Edit: there was a problem with $ \p( ( A ) )$ and I have edited the macros so that the mathcodes are correctly reset. I could not use the groups created by \left and \right 'cause the \middle.

\documentclass{article}

\makeatletter

\def\p{\afterassignment\p@aux\let\next=}

\newtoks\p@toks

\def\@ybrace{\expandafter\left\expandafter\lbrace\the\p@toks\right\rbrace}


% To get correct nesting I added the \restore@paren and \restore@brack macros

\def\p@aux{\ifx\next\bgroup
                      \def\p@tmp{\p@toks=\bgroup}%
                      \afterassignment\@ybrace
             \else
             \ifx\next(%
                      \ifnum\mathcode`)="8000 
                           \let\restore@paren\relax
                           \def\p@tmp{\left(}%
                     \else
                       \edef\restore@paren{\mathcode`)=\the\mathcode`)\relax}%
                       \begingroup
                         \lccode`\~=`)
                         \lowercase{%
                       \endgroup
                       \def~{\right)\restore@paren}}%
                       \def\p@tmp{\mathcode`)="8000 \left(}%
                     \fi
              \else
             \ifx\next[%
                     \ifnum\mathcode`]="8000 
                           \let\restore@brack\relax
                           \def\p@tmp{\left[}%
                     \else
                       \edef\restore@brack{\mathcode`]=\the\mathcode`]\relax}%
                       \begingroup
                         \lccode`\~=`]
                         \lowercase{%
                       \endgroup
                       \def~{\right]\restore@brack}}%
                       \def\p@tmp{\mathcode`]="8000 \left[}%
                     \fi
             \else
                 \let\p@tmp\next
           \fi\fi\fi
           \p@tmp}


\makeatother
\begin{document}\thispagestyle{empty}

\delimitershortfall=-1pt

\[\p(\frac{1}{2}\p{\p{3^T:4}}\p[\p(A_B^C)]\p(\big]\middle>\big[)\middle\Vert\p[\frac{1}{2}])\]

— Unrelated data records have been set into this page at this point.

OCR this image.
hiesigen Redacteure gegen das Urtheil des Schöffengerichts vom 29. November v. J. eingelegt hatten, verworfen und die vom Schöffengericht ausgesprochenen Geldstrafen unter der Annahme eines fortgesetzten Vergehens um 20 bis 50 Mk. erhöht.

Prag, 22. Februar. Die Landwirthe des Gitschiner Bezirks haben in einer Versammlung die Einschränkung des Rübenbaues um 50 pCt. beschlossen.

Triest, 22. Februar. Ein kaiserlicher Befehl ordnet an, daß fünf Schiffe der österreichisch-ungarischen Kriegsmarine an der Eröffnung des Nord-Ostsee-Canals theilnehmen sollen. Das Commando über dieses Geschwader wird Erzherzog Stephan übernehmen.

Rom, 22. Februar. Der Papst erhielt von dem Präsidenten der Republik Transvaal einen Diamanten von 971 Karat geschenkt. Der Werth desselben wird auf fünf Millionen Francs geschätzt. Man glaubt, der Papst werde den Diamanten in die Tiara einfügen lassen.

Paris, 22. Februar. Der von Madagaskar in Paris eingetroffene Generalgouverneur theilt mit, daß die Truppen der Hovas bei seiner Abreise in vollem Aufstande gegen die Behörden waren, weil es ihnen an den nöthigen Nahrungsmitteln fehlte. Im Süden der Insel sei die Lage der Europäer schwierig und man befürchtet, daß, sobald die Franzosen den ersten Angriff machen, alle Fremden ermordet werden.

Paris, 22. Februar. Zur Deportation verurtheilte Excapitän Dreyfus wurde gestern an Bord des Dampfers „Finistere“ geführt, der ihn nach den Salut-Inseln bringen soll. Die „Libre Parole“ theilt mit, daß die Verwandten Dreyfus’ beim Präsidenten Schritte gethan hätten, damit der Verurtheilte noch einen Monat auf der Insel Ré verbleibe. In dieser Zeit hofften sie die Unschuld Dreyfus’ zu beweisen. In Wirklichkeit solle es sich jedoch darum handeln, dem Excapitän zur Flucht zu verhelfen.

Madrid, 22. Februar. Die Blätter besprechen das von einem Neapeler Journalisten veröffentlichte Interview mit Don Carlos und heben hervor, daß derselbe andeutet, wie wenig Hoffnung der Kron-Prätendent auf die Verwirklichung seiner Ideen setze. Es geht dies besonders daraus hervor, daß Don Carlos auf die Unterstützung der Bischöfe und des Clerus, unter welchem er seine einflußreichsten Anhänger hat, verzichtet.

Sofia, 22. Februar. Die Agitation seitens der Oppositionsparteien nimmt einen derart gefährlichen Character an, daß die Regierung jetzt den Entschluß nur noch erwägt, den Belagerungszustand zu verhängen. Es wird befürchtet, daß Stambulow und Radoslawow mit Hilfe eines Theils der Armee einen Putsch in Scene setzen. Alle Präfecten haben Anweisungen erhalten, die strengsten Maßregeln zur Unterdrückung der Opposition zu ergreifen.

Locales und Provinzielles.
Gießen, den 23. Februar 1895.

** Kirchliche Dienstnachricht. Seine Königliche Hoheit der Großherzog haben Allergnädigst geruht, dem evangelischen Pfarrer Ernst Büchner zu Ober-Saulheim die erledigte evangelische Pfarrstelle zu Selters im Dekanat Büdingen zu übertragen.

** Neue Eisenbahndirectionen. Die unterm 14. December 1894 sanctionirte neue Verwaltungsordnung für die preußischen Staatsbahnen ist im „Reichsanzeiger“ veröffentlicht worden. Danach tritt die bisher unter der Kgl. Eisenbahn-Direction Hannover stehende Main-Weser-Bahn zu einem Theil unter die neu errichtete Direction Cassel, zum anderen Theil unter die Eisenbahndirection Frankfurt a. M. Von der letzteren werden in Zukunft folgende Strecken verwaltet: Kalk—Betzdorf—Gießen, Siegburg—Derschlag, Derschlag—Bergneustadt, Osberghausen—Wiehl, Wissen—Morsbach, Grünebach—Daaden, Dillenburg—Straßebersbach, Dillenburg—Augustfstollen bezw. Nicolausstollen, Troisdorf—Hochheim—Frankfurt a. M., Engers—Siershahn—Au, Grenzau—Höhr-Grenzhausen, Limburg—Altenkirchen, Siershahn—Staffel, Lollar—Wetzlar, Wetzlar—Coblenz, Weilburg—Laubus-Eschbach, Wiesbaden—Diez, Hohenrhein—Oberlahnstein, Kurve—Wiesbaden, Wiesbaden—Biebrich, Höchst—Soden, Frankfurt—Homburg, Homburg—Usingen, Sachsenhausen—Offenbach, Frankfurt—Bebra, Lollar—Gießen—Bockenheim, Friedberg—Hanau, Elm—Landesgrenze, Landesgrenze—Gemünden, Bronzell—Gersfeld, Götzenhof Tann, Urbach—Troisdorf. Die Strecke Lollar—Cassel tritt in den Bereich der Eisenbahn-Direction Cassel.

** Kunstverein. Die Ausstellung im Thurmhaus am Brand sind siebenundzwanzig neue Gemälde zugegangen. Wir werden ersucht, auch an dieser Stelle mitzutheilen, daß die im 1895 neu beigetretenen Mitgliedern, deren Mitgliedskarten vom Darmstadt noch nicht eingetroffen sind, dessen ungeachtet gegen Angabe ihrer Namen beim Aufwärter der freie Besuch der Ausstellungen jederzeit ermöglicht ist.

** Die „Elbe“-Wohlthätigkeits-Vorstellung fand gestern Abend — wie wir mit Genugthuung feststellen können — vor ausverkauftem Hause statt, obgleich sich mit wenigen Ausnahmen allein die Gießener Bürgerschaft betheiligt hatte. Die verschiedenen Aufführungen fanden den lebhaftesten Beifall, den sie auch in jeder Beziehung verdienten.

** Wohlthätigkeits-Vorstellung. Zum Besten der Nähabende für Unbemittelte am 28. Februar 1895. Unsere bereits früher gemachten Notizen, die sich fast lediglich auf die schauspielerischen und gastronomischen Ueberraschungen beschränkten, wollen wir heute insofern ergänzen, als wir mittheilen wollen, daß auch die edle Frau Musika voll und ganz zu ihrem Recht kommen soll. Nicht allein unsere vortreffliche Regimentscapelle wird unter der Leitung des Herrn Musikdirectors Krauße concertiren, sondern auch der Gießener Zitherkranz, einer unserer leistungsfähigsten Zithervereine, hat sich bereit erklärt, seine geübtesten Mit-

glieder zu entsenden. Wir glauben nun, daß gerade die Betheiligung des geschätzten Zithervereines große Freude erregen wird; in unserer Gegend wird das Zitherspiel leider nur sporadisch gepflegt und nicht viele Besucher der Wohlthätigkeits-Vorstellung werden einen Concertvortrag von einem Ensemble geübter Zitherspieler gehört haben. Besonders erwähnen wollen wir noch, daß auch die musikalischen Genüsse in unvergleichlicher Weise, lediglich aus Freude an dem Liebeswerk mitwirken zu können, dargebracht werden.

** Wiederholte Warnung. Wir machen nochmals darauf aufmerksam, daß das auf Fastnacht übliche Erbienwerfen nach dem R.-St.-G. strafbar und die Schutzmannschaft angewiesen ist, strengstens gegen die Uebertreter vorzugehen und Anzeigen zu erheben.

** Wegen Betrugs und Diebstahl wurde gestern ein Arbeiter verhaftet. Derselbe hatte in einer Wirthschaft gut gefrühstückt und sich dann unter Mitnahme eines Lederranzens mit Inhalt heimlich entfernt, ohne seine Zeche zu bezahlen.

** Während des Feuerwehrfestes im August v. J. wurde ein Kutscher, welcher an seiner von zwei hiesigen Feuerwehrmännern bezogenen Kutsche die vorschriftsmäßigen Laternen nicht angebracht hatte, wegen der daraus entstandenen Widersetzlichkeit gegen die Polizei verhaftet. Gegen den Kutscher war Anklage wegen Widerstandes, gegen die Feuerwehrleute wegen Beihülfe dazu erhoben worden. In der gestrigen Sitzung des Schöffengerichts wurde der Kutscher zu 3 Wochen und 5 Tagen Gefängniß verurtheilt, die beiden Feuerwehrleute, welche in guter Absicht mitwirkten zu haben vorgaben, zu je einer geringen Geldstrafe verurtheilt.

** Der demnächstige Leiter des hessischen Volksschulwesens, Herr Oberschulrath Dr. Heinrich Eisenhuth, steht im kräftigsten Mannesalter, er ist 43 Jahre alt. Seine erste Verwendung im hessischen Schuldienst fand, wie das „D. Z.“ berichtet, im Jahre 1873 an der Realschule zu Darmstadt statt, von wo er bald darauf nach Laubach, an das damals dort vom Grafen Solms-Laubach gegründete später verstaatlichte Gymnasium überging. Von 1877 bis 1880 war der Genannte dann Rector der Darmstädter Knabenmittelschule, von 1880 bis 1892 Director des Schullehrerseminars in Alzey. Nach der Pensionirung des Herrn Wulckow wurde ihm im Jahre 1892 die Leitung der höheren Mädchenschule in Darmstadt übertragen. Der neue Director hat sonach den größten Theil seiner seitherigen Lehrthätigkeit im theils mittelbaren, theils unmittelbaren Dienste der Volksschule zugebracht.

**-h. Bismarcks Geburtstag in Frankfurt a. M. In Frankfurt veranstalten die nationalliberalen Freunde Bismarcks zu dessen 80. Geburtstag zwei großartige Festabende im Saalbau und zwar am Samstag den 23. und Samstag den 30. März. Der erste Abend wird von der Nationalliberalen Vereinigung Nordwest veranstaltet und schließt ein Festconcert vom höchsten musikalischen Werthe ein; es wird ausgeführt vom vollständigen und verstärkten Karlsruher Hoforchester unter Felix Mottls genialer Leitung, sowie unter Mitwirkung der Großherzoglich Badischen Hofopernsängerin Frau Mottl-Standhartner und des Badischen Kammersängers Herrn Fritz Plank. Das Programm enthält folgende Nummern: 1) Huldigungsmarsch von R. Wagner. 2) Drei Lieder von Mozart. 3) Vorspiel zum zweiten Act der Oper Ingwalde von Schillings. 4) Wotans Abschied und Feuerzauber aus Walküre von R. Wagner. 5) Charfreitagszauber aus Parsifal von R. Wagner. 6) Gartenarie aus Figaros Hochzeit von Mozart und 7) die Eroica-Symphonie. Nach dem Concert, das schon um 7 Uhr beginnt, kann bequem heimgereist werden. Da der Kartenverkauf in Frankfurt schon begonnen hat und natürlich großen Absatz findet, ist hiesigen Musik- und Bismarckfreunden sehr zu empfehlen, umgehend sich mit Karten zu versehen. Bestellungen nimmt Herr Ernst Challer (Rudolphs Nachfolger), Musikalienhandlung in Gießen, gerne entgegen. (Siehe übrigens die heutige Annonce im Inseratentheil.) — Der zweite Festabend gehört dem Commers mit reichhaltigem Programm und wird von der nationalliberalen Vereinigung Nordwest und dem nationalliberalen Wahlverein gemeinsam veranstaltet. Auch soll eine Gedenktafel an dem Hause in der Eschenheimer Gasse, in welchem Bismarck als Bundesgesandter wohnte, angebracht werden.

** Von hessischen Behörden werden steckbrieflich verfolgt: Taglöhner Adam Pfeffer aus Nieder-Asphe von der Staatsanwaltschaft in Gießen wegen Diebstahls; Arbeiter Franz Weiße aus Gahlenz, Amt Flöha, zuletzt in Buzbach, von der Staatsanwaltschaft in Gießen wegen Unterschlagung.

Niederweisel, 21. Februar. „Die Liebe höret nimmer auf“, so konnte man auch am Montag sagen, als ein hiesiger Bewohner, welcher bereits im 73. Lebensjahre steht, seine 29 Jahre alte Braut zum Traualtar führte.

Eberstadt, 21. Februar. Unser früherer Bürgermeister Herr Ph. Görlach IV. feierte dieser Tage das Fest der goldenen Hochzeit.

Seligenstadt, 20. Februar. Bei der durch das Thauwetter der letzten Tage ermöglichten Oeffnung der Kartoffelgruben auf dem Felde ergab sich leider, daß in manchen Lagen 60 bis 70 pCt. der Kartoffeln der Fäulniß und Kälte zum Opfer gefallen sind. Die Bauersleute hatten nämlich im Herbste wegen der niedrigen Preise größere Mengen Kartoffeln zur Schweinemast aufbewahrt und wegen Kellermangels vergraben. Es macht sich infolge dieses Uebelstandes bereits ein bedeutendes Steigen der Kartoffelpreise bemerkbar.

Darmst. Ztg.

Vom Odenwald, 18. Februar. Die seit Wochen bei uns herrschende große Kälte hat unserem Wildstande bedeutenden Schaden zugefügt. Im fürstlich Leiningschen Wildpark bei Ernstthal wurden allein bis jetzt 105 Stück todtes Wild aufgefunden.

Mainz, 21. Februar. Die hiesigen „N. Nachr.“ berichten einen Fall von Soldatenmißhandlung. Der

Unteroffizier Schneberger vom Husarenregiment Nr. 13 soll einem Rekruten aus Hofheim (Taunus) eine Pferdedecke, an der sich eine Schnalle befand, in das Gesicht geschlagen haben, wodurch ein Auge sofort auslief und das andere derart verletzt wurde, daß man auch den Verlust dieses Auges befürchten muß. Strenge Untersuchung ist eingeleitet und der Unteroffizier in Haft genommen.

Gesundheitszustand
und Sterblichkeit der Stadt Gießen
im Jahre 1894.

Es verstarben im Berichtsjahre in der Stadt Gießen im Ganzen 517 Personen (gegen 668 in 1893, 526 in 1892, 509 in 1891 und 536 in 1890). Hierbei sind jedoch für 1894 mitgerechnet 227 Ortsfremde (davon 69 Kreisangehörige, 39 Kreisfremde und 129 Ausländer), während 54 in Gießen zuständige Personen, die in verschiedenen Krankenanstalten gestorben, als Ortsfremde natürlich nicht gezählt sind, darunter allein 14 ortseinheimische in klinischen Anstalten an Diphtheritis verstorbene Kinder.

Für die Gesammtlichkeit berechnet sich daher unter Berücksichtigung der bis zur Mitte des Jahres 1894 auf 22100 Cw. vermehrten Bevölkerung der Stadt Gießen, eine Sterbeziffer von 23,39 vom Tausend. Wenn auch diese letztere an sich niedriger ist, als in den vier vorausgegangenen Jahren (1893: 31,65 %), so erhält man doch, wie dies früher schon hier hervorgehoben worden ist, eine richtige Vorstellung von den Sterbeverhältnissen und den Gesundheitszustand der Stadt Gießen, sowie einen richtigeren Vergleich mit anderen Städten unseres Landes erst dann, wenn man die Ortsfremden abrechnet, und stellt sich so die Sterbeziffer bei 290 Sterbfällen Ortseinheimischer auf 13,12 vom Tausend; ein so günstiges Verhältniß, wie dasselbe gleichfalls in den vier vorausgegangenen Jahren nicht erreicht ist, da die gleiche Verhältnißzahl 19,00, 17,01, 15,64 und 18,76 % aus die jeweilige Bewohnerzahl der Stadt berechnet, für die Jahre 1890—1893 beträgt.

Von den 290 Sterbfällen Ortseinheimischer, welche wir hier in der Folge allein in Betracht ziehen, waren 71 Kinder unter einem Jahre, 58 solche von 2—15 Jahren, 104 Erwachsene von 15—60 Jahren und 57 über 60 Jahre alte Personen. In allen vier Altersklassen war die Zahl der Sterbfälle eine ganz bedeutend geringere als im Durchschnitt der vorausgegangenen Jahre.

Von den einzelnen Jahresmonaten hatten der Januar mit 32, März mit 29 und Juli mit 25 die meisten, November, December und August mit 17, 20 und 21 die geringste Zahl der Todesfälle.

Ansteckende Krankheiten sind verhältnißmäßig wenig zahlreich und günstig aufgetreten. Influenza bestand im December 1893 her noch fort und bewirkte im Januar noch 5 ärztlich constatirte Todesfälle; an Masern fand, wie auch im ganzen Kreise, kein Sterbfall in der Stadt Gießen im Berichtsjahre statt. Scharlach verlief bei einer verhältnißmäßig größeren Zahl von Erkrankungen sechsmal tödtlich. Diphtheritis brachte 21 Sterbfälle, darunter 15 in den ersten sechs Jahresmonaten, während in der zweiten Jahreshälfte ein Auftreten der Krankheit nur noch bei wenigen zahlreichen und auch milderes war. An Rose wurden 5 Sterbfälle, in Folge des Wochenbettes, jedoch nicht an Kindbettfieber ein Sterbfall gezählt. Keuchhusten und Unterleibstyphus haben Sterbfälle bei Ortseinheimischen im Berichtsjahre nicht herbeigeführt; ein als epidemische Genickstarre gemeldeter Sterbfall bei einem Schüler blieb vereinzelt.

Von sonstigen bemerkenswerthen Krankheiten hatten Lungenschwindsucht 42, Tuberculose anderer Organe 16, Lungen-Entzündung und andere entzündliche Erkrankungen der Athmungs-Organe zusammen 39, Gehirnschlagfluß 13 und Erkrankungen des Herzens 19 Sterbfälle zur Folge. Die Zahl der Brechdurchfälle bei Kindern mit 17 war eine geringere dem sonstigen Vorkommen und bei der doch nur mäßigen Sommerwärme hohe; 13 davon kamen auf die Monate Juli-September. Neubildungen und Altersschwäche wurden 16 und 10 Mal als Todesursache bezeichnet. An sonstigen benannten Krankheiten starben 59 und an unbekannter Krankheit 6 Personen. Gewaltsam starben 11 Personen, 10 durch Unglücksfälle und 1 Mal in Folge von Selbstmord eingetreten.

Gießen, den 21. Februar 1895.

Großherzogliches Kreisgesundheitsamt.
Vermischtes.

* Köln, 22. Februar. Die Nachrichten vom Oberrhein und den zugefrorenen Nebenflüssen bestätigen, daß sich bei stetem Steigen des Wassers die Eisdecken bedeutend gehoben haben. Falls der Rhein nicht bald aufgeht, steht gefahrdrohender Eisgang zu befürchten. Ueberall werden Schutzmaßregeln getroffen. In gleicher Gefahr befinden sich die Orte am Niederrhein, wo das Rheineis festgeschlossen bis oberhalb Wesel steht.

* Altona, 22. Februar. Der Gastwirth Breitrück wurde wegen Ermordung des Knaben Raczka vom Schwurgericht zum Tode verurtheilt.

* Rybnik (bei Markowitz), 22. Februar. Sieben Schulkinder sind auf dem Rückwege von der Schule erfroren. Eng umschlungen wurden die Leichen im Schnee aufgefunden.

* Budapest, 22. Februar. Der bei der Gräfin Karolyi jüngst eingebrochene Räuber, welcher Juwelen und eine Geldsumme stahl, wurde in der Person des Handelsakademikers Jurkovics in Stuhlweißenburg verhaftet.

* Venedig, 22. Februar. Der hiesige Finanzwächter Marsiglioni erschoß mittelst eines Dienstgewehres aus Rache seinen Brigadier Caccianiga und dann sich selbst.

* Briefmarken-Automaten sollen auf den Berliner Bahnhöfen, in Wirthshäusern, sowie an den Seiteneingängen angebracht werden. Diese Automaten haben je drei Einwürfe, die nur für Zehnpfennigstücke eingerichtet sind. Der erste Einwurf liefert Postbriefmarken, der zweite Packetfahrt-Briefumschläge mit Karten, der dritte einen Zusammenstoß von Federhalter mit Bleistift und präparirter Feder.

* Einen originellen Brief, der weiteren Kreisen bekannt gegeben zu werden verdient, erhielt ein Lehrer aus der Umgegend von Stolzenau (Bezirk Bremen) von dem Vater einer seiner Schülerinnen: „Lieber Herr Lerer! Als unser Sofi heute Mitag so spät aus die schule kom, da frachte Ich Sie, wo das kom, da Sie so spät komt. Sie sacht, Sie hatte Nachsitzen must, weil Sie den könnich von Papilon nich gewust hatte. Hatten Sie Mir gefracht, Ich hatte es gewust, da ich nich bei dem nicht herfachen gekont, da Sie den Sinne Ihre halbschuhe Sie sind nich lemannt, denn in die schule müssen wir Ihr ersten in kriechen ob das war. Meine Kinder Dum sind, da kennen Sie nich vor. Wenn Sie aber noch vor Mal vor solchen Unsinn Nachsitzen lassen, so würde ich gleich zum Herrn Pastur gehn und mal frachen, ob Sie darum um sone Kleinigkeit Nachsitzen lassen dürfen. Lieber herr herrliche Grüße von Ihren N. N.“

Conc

\[\p{\p(\p[A_B^C\middle< \p{X^Y}])\middle\vert\p[\p(A_B^C\middle> \p(X^Y))]} \]
\end{document}

\[\the\mathcode`) \ \the\mathcode`] \p( \p{ \p[ \p( \p{ \p[ A ]})]})
  \the\mathcode`)\ \the\mathcode`] \]

Answer 2

This does what you'd like:

\documentclass{article}
\usepackage{amsmath} % just for \dfrac in the example

\makeatletter
\def\p{\@ifnextchar(\neb@p@parens{\@ifnextchar[\neb@p@bracket\neb@p@brace}}
\def\neb@p@brace#1{\left\{#1\right\}}
\def\neb@p@bracket[#1]{\left[#1\right]}
\def\neb@p@parens(#1){\neb@p@checkbar#1||\@nil}

\def\neb@p@checkbar#1|#2|#3\@nil{%
  \if\relax\detokenize{#2}\relax
    \left(#1\right)
  \else
    \left(#1\;\middle|\;#2\right)
  \fi}
\makeatother

\begin{document}
$\p(1) \p(\dfrac{1}{2})$

$\p[1] \p[\dfrac{1}{2}]$

$\p{1} \p{\dfrac{1}{2}}$

$\p(1|2) \p(\dfrac{1}{2}|3)$
\end{document}

This said, I recommend against using these "flexible" commands, which are error prone: different constructs should be realized with different commands.